29 June 2016
I had always believed the phrase “May you live in interesting times!” to be an ancient Chinese curse, although an internet search suggests it is actually a very British saying. Perhaps this makes it even more relevant this week, as we learn to live with a new future for Britain.
There has been much talk in the mainstream media of new and additional funding of the NHS, education and other areas in post-referendum Britain but I have not seen much mention of agriculture or the environment. This needs to change quickly if we are to stake our claim for vital funding for farmers to carry on their good work under agri-environment schemes. The NFU, CLA and others are already lobbying for reassurances for Britain’s farmers and we will be supporting their good work. FWAG SW and the wider national FWAG Association will also be using our influence to ensure that we can help shape any future stewardship schemes.
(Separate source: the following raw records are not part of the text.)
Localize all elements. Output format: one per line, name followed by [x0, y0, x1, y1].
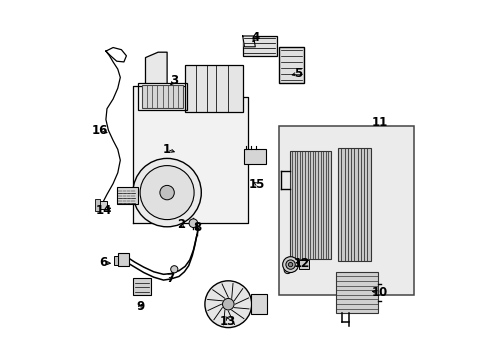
- Bar: [97, 201, 107, 209]
- Bar: [337, 148, 370, 261]
- Bar: [298, 260, 308, 269]
- Text: 16: 16: [91, 124, 108, 137]
- Bar: [95, 199, 100, 211]
- Polygon shape: [145, 52, 167, 83]
- Text: 4: 4: [251, 31, 259, 44]
- Circle shape: [160, 185, 174, 200]
- Text: 3: 3: [170, 75, 178, 87]
- Circle shape: [133, 158, 201, 227]
- Text: 1: 1: [163, 143, 171, 156]
- Circle shape: [189, 219, 197, 228]
- Bar: [118, 253, 128, 266]
- Bar: [185, 65, 242, 112]
- Bar: [138, 83, 186, 110]
- Text: 13: 13: [220, 315, 236, 328]
- Text: 11: 11: [370, 116, 387, 129]
- Text: 12: 12: [293, 257, 309, 270]
- Circle shape: [284, 266, 291, 274]
- Text: 7: 7: [165, 273, 174, 285]
- Bar: [114, 256, 118, 265]
- Bar: [244, 149, 265, 164]
- Text: 14: 14: [95, 204, 111, 217]
- Text: 2: 2: [177, 219, 185, 231]
- Text: 6: 6: [99, 256, 107, 269]
- Circle shape: [204, 281, 251, 328]
- Text: 10: 10: [370, 286, 387, 299]
- Bar: [278, 126, 413, 295]
- Circle shape: [140, 166, 194, 220]
- Bar: [117, 187, 137, 204]
- Text: 8: 8: [192, 221, 201, 234]
- Polygon shape: [133, 86, 247, 223]
- Text: 9: 9: [136, 300, 144, 313]
- Bar: [242, 36, 276, 56]
- Bar: [250, 294, 266, 314]
- Circle shape: [288, 262, 292, 267]
- Circle shape: [222, 298, 234, 310]
- Text: 15: 15: [248, 178, 265, 191]
- Bar: [278, 47, 303, 83]
- Circle shape: [285, 260, 295, 269]
- Circle shape: [170, 266, 178, 273]
- Circle shape: [282, 257, 298, 273]
- Bar: [336, 272, 377, 313]
- Bar: [133, 278, 151, 295]
- Bar: [289, 151, 330, 259]
- Bar: [142, 85, 183, 108]
- Text: 5: 5: [293, 67, 301, 80]
- Polygon shape: [242, 36, 255, 47]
What do we know about the future of Countryside Stewardship? The answer is “very little”. We are told that the current round of applications for Countryside Stewardship is “Business as usual” and that this will be the case for the next two years, or until we are told otherwise. So it seems sensible that if you are looking to get into a capital grant, Mid or Higher Tier Countryside Stewardship agreement you should continue with your application as normal. If you want help with your mid-Tier applications, we are currently running one-to-one clinics across the South West, on behalf of Natural England. You can call us on 01823 663074 to arrange an appointment.
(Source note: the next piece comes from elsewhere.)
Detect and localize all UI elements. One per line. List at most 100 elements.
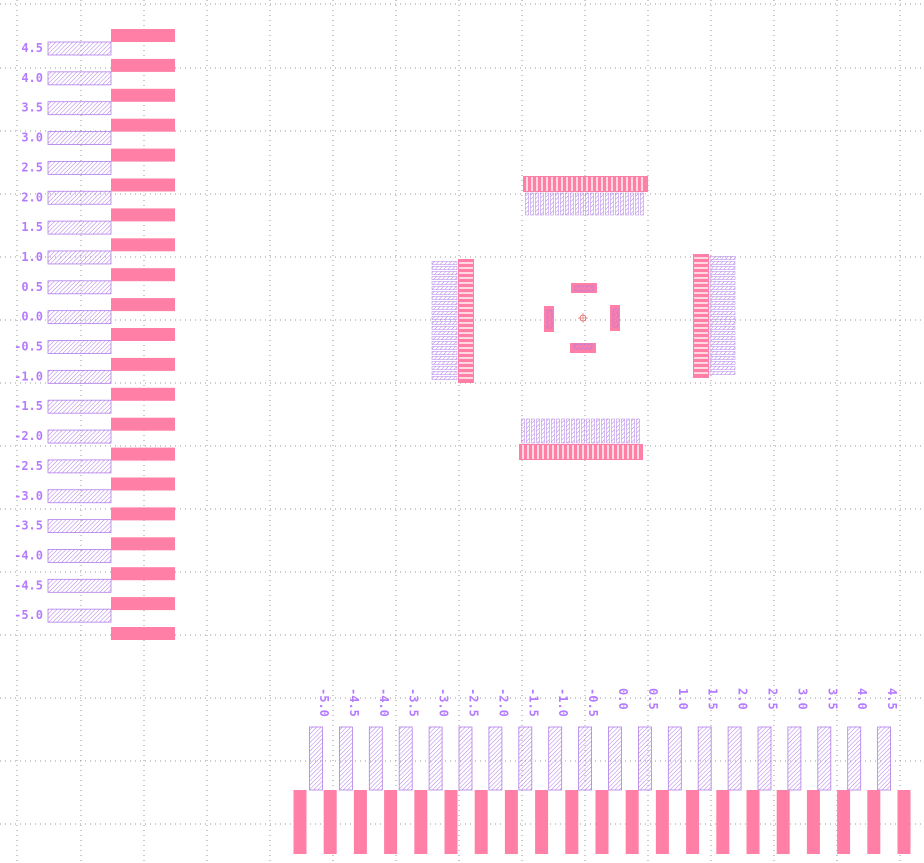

As a member of FWAG SouthWest we will keep you informed of any updates to Countryside Stewardship, as well as other relevant topics, and try to reduce uncertainty where we can.
FWAG SouthWest is an adaptable and flexible charity and, although some of our funding is directly from the EU, we have a wide and varied mix of funding streams for our projects that will allow us to weather this, hopefully brief, storm. We shall continue to look for the new opportunities that a Brexit may create for us and will try to shape the future of agri-environment schemes in Britain.
Rather than “living in interesting times” being a curse, I shall look on it as an opportunity.